Da circa un mese, infatti, in molte abitazioni del centro storico non arriva acqua. Il Comune è impegnato nella ricerca del guasto che ha provocato il disservizio, con l’assessore alla Manutenzione Francesco Colelli al lavoro insieme ai tecnici della ditta incaricata. Nel frattempo, però, i cittadini devono fare i conti con una situazione che sta incidendo sulla vita quotidiana.
Tra loro c’è Rosario Tavella, 70 anni, originario di Vena. Per oltre mezzo secolo ha vissuto a Cinisello Balsamo, nel Milanese, dove ha lavorato come artigiano. Una volta in pensione ha deciso di tornare a vivere a Vibo Valentia. Oggi, però, la sua giornata è scandita dalla ricerca dell’acqua.
«Questa è la vita che faccio dal 18 maggio», racconta mentre riempie le taniche. «Mi sono attrezzato con questo sistema per poter portare a casa l’acqua necessaria a lavare i piatti, cucinare, pulire la verdura e svolgere le attività indispensabili. Cerco di non sprecarla e quando è sporca la riutilizzo per il bagno».
L’uomo spiega di aver ottenuto l’autorizzazione dagli uffici comunali dopo aver segnalato più volte il problema. «Non vengo qui di mia iniziativa. Sto prendendo l’acqua come mi è stato consentito fare perché devo andare avanti».

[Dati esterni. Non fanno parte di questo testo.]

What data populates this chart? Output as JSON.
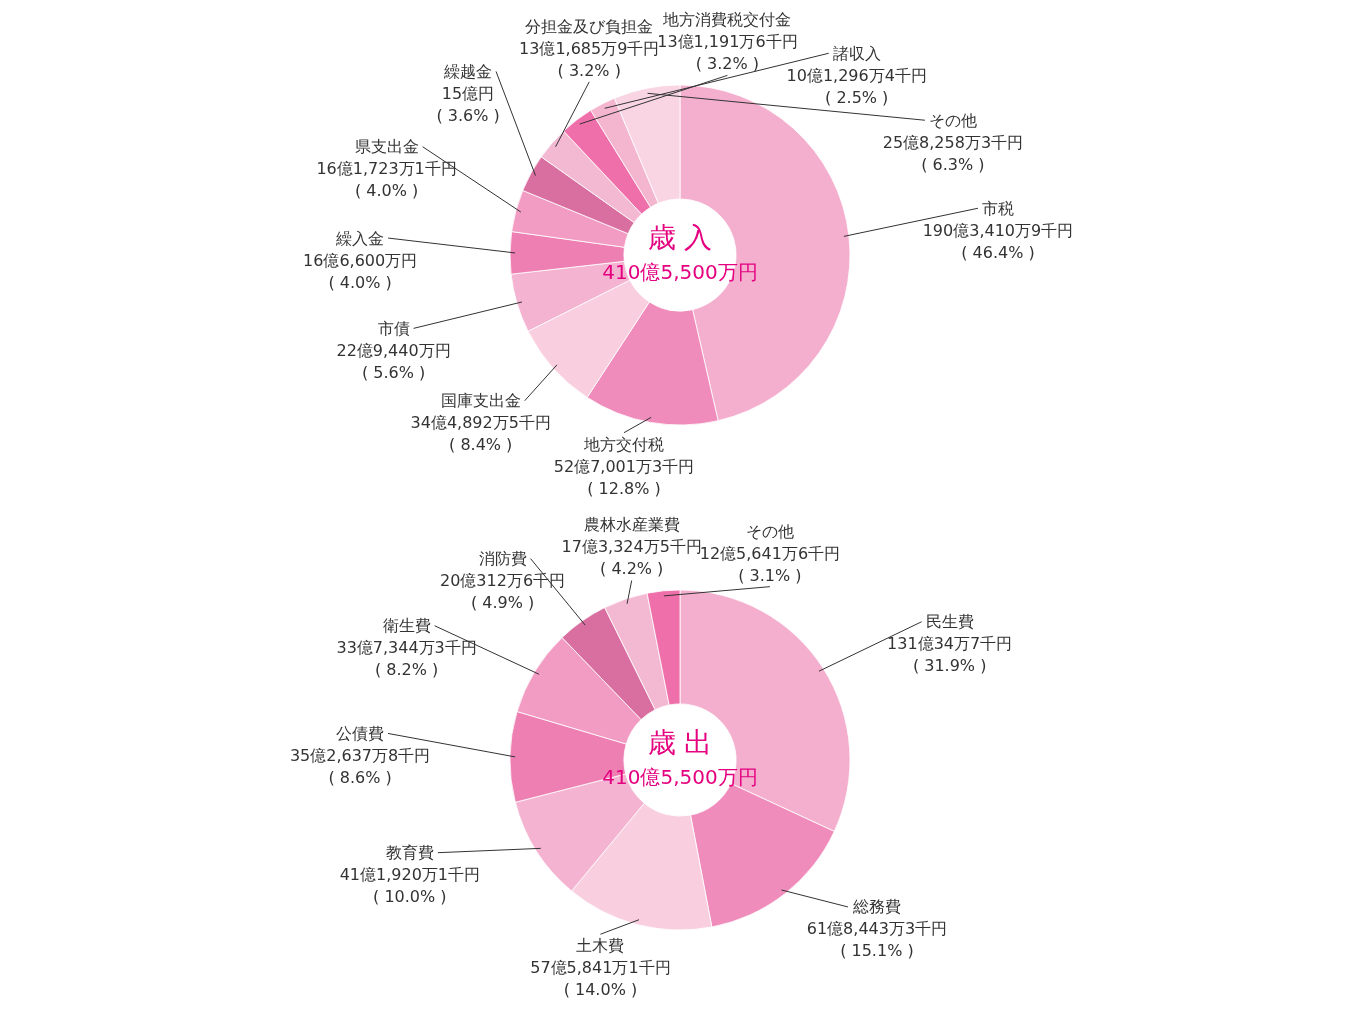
{
  "chart_data": [
    {
      "type": "donut",
      "title": "歳 入",
      "subtitle": "410億5,500万円",
      "categories": [
        "市税",
        "地方交付税",
        "国庫支出金",
        "市債",
        "繰入金",
        "県支出金",
        "繰越金",
        "分担金及び負担金",
        "地方消費税交付金",
        "諸収入",
        "その他"
      ],
      "values": [
        46.4,
        12.8,
        8.4,
        5.6,
        4.0,
        4.0,
        3.6,
        3.2,
        3.2,
        2.5,
        6.3
      ],
      "value_labels": [
        "190億3,410万9千円\n( 46.4% )",
        "52億7,001万3千円\n( 12.8% )",
        "34億4,892万5千円\n( 8.4% )",
        "22億9,440万円\n( 5.6% )",
        "16億6,600万円\n( 4.0% )",
        "16億1,723万1千円\n( 4.0% )",
        "15億円\n( 3.6% )",
        "13億1,685万9千円\n( 3.2% )",
        "13億1,191万6千円\n( 3.2% )",
        "10億1,296万4千円\n( 2.5% )",
        "25億8,258万3千円\n( 6.3% )"
      ],
      "colors": [
        "#f4afcf",
        "#f08cbb",
        "#f9cfe0",
        "#f4b3d0",
        "#ee7fb3",
        "#f29cc4",
        "#d86fa0",
        "#f4b9d2",
        "#ee6fa9",
        "#f4b5cf",
        "#f9d5e4"
      ]
    },
    {
      "type": "donut",
      "title": "歳 出",
      "subtitle": "410億5,500万円",
      "categories": [
        "民生費",
        "総務費",
        "土木費",
        "教育費",
        "公債費",
        "衛生費",
        "消防費",
        "農林水産業費",
        "その他"
      ],
      "values": [
        31.9,
        15.1,
        14.0,
        10.0,
        8.6,
        8.2,
        4.9,
        4.2,
        3.1
      ],
      "value_labels": [
        "131億34万7千円\n( 31.9% )",
        "61億8,443万3千円\n( 15.1% )",
        "57億5,841万1千円\n( 14.0% )",
        "41億1,920万1千円\n( 10.0% )",
        "35億2,637万8千円\n( 8.6% )",
        "33億7,344万3千円\n( 8.2% )",
        "20億312万6千円\n( 4.9% )",
        "17億3,324万5千円\n( 4.2% )",
        "12億5,641万6千円\n( 3.1% )"
      ],
      "colors": [
        "#f4afcf",
        "#f08cbb",
        "#f9cfe0",
        "#f4b3d0",
        "#ee7fb3",
        "#f29cc4",
        "#d86fa0",
        "#f4b9d2",
        "#ee6fa9"
      ]
    }
  ]
}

Tavella racconta anche le difficoltà legate alle sue condizioni di salute. «Ho subìto 28 interventi chirurgici e la mia situazione è nota all’Azienda sanitaria. Anche trasportare dieci litri d’acqua può diventare complicato. Senza acqua in casa non riesco a fare nulla».
Le conseguenze del disservizio hanno coinvolto anche parenti e amici che erano andati a trovarlo. «Ho avuto ospiti arrivati dal Brasile e dalla Lombardia. Sono rimasti sorpresi da questa situazione. Vivere senza acqua è difficile».
In attesa che il problema venga risolto, il pensionato si organizza come può. «Faccio un po’ la spola tra il Comune e una parrocchia di Vibo dove il sacerdote mi ha autorizzato a prendere acqua. Per lavarmi vado al mare, a Bivona. Riempio alcuni contenitori, li lascio riscaldare al sole e a fine giornata faccio la doccia».
Una situazione che, secondo il settantenne, si ripropone da anni durante il periodo estivo. «Da quando sono tornato a vivere qui è sempre stata una lotta».
Alla domanda su cosa chieda all’amministrazione, la risposta è immediata: «Chiedo semplicemente che arrivi l’acqua nella rete idrica di casa mia, attraverso il contatore che pago regolarmente».
Dopo aver riempito le taniche, Tavella resta ancora qualche minuto davanti al Municipio. Nel bagagliaio ha anche una bacinella e alcuni indumenti che laverà più tardi per pudore: «Ho atteso che non ci fosse nessuno, neppure l'obiettivo delle telecamere», conclude.